Ahner, Officer Ralph H.

End of Watch: 
Tuesday, September 13, 1932
Seattle P.D.

During the hours of darkness on September 9, 1932, Mr. C. R. Marquardt was driving his automobile southbound on 4th Avenue S. Marquardt stated he slowed to make a turn at S. Horton St., and that he had signaled a left turn with his arm. As Marquardt started to turn, an SPD motorcycle, driven by Officer Ralph H. Ahner, 32, crashed into the driver’s side of his car. Officer Ahner had also been southbound on 4th Avenue S. The officer was taken to Virginia Mason Hospital with multiple fractures including a skull fracture. SPD Captain Charles E. Dolphin stated Officer Ahner had been chasing a speeding car at the time of the accident. While hospitalized, Officer Ahner’s condition was improving, but it suddenly took a turn for the worse. He died at 1:00 a.m. on September 13, 1932. He was survived by his wife, Florence, a stepson, Earl, and several siblings including his brother, Ted, a Seattle police officer.

Officer Ahner’s funeral was held on September 15, 1932. His remains were cremated. An inquest ruled the accident was an “accidental collision while the deceased was chasing a traffic violator”. C. R. Marquardt was never charged with anything.

Ralph Ahner’s partner was Officer Ellsworth Cordes.
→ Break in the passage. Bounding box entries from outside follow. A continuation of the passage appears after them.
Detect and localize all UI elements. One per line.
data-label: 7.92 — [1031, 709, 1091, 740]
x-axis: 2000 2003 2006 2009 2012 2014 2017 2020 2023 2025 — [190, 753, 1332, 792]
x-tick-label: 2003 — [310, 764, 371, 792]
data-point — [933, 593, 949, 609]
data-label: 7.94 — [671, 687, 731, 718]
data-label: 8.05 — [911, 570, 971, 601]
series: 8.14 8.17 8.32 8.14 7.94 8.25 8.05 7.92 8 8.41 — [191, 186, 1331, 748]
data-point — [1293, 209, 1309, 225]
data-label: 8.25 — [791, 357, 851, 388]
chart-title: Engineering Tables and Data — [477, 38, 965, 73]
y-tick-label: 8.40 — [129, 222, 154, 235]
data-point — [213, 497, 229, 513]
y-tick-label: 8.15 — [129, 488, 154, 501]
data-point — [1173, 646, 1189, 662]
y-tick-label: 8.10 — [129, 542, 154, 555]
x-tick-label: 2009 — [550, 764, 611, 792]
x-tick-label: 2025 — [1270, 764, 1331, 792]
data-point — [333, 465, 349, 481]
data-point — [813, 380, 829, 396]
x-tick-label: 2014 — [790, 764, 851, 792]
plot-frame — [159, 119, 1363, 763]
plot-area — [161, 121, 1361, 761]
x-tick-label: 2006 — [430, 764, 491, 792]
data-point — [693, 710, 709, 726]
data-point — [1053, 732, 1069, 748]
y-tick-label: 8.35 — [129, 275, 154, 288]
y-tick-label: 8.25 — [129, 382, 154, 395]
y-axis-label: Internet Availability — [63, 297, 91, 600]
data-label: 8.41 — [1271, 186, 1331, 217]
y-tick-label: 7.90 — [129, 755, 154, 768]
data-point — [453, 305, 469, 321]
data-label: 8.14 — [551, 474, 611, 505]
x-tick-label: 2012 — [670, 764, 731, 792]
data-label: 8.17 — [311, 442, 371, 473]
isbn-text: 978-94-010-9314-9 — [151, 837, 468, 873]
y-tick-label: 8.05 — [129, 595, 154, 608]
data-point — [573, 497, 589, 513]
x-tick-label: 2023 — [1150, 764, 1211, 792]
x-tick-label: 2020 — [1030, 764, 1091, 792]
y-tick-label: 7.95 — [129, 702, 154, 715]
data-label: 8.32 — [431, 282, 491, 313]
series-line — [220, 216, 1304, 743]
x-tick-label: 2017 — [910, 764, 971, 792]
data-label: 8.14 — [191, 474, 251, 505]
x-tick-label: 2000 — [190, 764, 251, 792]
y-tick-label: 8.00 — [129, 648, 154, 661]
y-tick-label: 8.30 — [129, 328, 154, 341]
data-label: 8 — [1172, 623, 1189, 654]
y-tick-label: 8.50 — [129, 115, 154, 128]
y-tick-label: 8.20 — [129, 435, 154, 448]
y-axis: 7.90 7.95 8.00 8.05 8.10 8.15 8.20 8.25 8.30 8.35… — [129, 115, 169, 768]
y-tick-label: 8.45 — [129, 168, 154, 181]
He was killed in the line of duty less than four months later when his police motorcycle collided with a City street car at 1st Avenue S. and S. Horton St. on December 31, 1932.

Ralph’s brother, Ted, attained the rank of Captain and was Chief of the SPD Traffic Division. He died from leukemia in 1951, one month shy of his 25th anniversary with the Seattle Police Department.

Ralph Herbert Ahner was born on August 8, 1899 in Wingdale, NY. Records show him living in Seattle in 1910 at the age of 10. When he registered for the draft in 1918, he was working as a “blacksmith helper”. He was employed as a mechanic for many years before he was commissioned as a Seattle police officer on 10-14-1930.